Project Victora Camilleriego oraz Danilo Sampio to dziwnie wyglądający, samobieżny ogród. Sporych rozmiarów kula egzoszkieletu wypełniona jest po brzegi różnymi, charakterystycznymi dla regionu mglistych wysp roślinami. Każda zaś z nich podłączona jest do elektro-fizjoloficznych sensorów, monitorujących ich „dobre samopoczucie”.

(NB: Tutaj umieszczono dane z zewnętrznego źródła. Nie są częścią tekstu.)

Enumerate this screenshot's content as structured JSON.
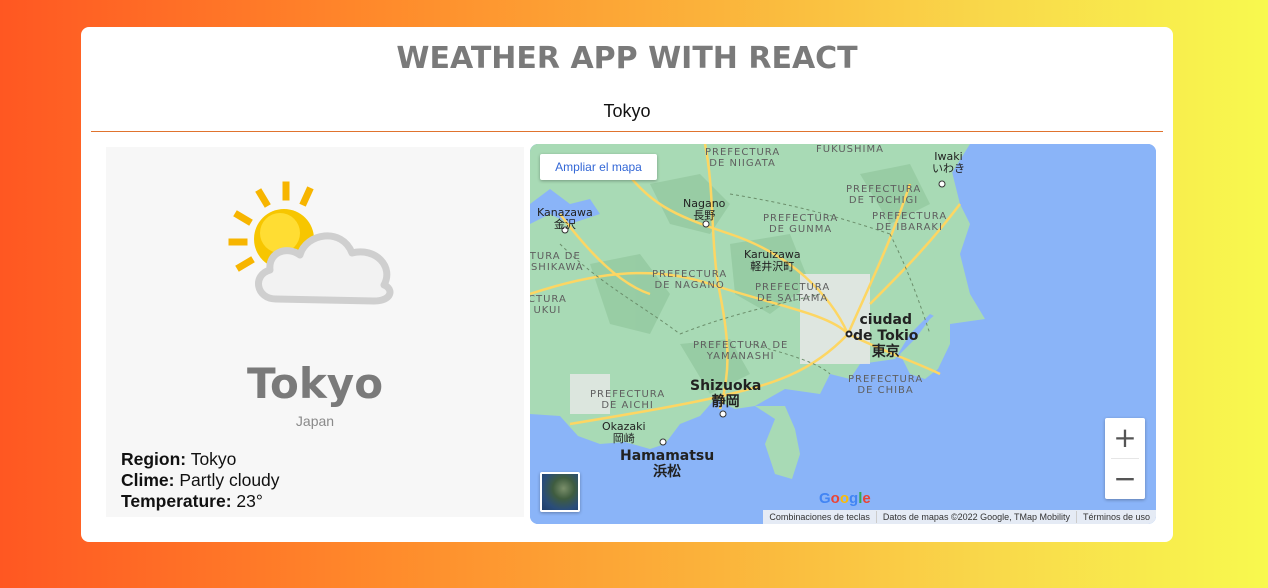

Dane o stanie roślin przesyłane są do zespołu motorycznego egzoszkieltu, który potrafi przemieszczać się dzięki przerzucaniu środka ciężkości. W zależności od tego, który z zielonych lokatorów potrzebuje zmienić swoje położenie (np. wystawiając się bardziej na słońce), kula toczy się w odpowiednim kierunku. Co ważne, egzoszkielet posiada także czujniki potrafiące wykrywać korzystne dla roślin miejsca pod względem elektro-fizjologicznym (aczkolwiek twórcy nie wyjaśnili jeszcze jak dokładnie ten system działa). Dzięki temu, ma coś w rodzaju sztucznej inteligencji, zawiadującej jego wędrówkami.
Co dwójka uczonych chce w zasadzie osiągnąć swoim ruchomym cyber-ogrodem? Na chwilę obecną traktują swoje dzieło jako mały eksperyment – udało się go wykonać, a co będzie z nim dalej, jeszcze nie wiadomo. Chcieli w ten sposób pokazać, że ich zdaniem przyszłość należy właśnie do takich autonomicznych urządzeń, czy to służących jako samojeżdżące auta, czy też właśnie funkcjonujących na zasadzie ruchomych ogrodów. Mają zamiar rozwijać pomysł inteligentnej sfery, w nadziei, że nawet jeżeli turlające się kule pełne roślin nie są przyszłością ogrodnictwa, to zdobyte przy konstruowaniu tego projektu doświadczenie przyda się w innych dziedzinach nauki.